Bisognerà però anche affrontare il problema del ‘quantum’. Se oggi il salario medio netto di un lavoratore è di 1.000 euro e la stessa somma dovesse essere pagata dalla collettività a chi per motivi soggettivi o oggettivi resta inattivo, non ci sarebbe più alcuna spinta a cercare lavoro. Teniamo anche presente che l’elevato tenore di vita di cui si è goduto in Italia dagli anni Settanta in poi, ha abituato le nuove generazioni a una certa mollezza nei costumi e che comunque, se si può avere un dato reddito anche non lavorando, anche fra gli adulti pochi saranno quelli che sceglieranno di sacrificarsi per esso. Un amico residente in Svizzera, dove i sussidi per le categorie disagiate sono presenti, mi raccontava di un suo conoscente che ha volontariamente lasciato il lavoro per dedicarsi ad attività… più piacevoli.
Penso che un sussidio di 500 euro mensili consentirebbe di far fronte ai bisogni primari e che il suo costo per il bilancio dello Stato sarebbe pesante ma in fondo sostenibile.

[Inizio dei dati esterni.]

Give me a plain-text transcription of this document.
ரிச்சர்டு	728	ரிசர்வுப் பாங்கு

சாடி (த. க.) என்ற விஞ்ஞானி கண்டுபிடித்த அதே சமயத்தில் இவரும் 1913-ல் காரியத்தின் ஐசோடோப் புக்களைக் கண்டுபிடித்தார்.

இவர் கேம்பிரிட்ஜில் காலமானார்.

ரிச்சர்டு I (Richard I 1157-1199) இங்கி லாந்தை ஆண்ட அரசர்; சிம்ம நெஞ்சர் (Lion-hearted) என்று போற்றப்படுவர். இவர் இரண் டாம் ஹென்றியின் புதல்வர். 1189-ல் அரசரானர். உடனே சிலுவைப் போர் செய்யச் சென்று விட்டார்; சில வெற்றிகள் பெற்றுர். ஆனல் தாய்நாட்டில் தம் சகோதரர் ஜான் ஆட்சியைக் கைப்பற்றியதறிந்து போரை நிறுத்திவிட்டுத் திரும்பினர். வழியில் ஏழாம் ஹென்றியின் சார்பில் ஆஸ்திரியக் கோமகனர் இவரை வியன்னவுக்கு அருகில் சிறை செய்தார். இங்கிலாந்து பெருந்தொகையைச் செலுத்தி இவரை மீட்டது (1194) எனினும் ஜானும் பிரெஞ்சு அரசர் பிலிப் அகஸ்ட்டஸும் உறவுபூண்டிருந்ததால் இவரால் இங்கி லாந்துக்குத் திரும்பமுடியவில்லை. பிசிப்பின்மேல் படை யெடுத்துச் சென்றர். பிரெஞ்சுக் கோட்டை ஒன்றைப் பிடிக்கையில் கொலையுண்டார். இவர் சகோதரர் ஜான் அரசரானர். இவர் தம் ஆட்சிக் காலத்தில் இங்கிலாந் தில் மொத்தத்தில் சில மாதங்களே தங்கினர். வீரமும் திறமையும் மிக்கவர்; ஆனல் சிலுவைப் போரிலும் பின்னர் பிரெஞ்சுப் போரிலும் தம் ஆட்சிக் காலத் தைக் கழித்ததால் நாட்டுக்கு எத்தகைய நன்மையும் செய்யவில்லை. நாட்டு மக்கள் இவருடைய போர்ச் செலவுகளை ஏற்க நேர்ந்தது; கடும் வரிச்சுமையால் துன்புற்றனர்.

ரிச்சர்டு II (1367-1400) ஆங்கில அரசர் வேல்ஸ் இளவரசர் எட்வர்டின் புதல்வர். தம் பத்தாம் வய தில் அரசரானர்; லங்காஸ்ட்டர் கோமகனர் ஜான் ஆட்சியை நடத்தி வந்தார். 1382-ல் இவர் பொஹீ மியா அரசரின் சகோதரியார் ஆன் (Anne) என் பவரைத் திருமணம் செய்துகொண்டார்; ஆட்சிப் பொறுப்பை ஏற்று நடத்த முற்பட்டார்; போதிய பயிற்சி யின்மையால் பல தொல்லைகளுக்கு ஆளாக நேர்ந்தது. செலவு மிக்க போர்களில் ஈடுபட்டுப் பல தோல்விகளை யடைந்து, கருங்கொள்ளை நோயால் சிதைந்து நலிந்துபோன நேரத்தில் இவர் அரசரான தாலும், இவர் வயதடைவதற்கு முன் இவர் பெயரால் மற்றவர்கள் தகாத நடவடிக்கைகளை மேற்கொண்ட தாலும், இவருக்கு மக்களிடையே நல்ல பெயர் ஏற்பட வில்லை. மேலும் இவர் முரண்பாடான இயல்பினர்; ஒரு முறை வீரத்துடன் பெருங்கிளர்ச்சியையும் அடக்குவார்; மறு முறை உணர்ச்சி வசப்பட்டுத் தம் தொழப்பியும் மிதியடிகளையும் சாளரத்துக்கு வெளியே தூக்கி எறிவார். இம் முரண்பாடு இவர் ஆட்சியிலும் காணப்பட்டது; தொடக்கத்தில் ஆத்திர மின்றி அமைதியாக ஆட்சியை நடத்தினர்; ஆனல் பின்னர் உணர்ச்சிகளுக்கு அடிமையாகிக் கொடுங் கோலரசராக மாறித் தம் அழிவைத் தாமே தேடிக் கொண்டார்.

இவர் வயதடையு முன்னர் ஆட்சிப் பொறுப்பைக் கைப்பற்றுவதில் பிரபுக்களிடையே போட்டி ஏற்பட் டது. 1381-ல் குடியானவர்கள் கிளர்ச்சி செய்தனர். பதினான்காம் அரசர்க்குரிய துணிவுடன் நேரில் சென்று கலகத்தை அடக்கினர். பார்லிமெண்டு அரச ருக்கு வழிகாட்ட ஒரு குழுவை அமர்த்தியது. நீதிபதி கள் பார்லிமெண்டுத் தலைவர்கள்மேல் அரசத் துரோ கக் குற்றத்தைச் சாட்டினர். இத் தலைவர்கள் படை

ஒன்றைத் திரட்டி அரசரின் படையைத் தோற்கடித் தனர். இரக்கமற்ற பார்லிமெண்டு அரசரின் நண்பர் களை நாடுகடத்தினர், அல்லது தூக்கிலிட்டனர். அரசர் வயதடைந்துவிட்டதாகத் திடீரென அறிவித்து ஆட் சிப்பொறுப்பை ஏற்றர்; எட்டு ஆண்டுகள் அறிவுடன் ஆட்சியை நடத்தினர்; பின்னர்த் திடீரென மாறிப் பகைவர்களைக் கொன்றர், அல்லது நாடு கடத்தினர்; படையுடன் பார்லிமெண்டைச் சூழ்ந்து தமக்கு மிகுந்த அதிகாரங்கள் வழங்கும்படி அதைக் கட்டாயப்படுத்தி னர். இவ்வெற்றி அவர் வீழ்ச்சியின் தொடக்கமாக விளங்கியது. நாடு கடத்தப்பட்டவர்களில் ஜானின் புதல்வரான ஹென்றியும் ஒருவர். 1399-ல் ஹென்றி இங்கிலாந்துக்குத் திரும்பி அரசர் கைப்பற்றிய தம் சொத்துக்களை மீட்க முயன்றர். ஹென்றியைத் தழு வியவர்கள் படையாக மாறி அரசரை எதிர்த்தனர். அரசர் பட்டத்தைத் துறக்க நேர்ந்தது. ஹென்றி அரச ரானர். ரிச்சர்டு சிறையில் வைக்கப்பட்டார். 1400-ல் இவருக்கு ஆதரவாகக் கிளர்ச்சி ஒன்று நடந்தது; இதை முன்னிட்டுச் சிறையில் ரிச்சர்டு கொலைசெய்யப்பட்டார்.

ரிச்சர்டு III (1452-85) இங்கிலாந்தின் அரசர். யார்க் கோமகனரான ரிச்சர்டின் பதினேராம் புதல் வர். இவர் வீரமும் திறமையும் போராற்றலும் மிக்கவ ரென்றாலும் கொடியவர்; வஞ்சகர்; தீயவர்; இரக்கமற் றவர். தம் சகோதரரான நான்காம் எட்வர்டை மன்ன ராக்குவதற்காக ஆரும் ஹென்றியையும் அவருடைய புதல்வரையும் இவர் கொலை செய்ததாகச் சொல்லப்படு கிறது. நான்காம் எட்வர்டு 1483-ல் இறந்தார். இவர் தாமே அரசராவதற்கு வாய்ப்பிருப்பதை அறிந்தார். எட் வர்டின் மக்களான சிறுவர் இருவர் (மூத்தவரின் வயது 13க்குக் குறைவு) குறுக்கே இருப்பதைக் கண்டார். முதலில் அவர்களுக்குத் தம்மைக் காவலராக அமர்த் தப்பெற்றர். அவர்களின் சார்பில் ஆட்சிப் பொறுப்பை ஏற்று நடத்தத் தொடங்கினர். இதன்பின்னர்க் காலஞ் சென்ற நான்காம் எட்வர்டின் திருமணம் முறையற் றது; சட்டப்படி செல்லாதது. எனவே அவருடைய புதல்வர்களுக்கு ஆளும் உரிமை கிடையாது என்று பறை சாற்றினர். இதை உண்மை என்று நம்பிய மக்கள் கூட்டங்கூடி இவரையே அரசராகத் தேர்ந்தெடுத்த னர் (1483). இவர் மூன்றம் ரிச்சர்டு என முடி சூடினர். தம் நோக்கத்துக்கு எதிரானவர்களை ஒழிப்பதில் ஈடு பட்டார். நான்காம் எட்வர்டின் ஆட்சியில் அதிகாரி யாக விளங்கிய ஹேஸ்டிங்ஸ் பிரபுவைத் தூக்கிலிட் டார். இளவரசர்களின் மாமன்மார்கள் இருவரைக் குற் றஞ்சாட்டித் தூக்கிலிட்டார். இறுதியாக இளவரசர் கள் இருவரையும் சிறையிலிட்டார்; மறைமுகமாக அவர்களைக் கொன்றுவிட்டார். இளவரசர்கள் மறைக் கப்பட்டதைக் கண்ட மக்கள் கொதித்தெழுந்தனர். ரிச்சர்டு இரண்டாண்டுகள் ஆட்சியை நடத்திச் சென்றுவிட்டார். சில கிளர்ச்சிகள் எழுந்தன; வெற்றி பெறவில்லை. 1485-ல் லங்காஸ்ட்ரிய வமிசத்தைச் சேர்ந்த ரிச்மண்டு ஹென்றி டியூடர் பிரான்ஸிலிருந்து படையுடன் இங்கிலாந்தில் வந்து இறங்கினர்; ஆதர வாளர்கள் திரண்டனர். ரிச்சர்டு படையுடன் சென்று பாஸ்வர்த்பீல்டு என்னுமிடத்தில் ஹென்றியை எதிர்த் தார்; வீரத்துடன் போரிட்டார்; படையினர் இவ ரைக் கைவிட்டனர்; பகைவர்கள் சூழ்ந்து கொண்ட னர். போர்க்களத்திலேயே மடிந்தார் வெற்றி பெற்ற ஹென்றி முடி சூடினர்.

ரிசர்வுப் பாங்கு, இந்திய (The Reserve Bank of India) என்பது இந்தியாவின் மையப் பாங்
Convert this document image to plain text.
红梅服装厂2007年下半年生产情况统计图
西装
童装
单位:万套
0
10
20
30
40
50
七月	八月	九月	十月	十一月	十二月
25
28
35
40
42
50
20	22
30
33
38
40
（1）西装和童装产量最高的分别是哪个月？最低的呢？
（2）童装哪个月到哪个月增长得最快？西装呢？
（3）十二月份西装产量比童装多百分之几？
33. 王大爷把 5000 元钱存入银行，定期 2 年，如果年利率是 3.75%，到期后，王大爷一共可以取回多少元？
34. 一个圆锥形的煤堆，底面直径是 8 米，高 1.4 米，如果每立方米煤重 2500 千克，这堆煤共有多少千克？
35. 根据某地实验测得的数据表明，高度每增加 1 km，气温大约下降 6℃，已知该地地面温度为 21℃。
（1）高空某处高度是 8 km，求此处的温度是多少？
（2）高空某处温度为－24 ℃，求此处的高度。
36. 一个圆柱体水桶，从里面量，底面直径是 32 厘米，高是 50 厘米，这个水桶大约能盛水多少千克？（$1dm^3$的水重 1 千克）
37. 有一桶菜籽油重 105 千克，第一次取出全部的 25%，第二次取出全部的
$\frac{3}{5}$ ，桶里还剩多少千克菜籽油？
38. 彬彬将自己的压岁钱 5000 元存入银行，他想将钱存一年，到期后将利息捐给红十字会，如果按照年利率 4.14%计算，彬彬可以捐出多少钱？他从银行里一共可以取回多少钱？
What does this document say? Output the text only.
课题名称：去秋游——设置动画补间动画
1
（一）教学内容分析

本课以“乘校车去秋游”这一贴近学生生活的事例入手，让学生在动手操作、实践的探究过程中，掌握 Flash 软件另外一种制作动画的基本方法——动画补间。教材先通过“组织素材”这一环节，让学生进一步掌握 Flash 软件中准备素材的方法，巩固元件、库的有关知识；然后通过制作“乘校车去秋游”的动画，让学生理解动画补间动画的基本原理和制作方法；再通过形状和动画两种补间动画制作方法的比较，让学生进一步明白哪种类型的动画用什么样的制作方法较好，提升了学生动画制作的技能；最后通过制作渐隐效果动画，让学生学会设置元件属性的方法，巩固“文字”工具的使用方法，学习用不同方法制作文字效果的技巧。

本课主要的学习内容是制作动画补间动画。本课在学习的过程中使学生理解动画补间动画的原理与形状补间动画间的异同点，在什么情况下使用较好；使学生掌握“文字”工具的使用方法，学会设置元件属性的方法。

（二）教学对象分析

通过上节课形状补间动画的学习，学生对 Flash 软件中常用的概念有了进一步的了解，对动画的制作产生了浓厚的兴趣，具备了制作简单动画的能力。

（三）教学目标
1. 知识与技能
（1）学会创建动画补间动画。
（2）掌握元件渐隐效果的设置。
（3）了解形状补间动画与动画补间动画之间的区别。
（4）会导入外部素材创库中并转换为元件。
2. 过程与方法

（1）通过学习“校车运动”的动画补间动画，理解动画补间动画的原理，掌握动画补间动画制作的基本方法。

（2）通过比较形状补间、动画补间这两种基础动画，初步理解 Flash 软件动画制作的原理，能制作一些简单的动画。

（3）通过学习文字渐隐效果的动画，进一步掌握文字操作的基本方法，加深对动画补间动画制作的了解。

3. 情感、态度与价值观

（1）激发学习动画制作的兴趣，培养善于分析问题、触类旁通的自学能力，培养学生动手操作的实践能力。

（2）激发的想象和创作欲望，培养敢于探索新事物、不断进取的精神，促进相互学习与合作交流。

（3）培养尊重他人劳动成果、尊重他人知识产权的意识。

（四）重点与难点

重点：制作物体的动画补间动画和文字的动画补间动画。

Ipotizzando per ora, in base alle stime ufficiali, circa 3 milioni di potenziali beneficiari, il costo complessivo sarebbe di 18 miliardi annui, su un totale della spesa pubblica di oltre 800 miliardi, cioè il 2,25%. Dove attingere queste risorse?
Nell’articolo del 26 luglio 2012 dal titolo “Il macigno del debito pubblico” *** ho riportato i dati sintetici di uno studio della Banca d’Italia, dal quale risulta che la ‘ricchezza delle famiglie italiane’ ammonta a 8.638 mld di euro. Poiché il 45% di tale ricchezza, pari a 3.887 mld, appartiene al 10% della popolazione, basterebbe introdurre una patrimoniale progressiva dallo 0,1 allo 0,8% annuo per far pagare alle famiglie super agiate che nuotano nell’abbondanza e negli sprechi - e non all’intera generazione degli anziani, come suggerito implicitamente due anni fa da Grillo – quanto necessario per raggiungere una economia sostenibile e per evitare pericolose tensioni sociali e politiche.
Gli altri Paesi dell’Unione Europea non dovrebbero avere nulla da obiettare, perché un reddito minimo garantito esiste già in Francia, Germania, Inghilterra, Austria, Norvegia, Olanda e Lussemburgo. Mancano giusto l’Italia, la Spagna e la Grecia. Sarà un caso?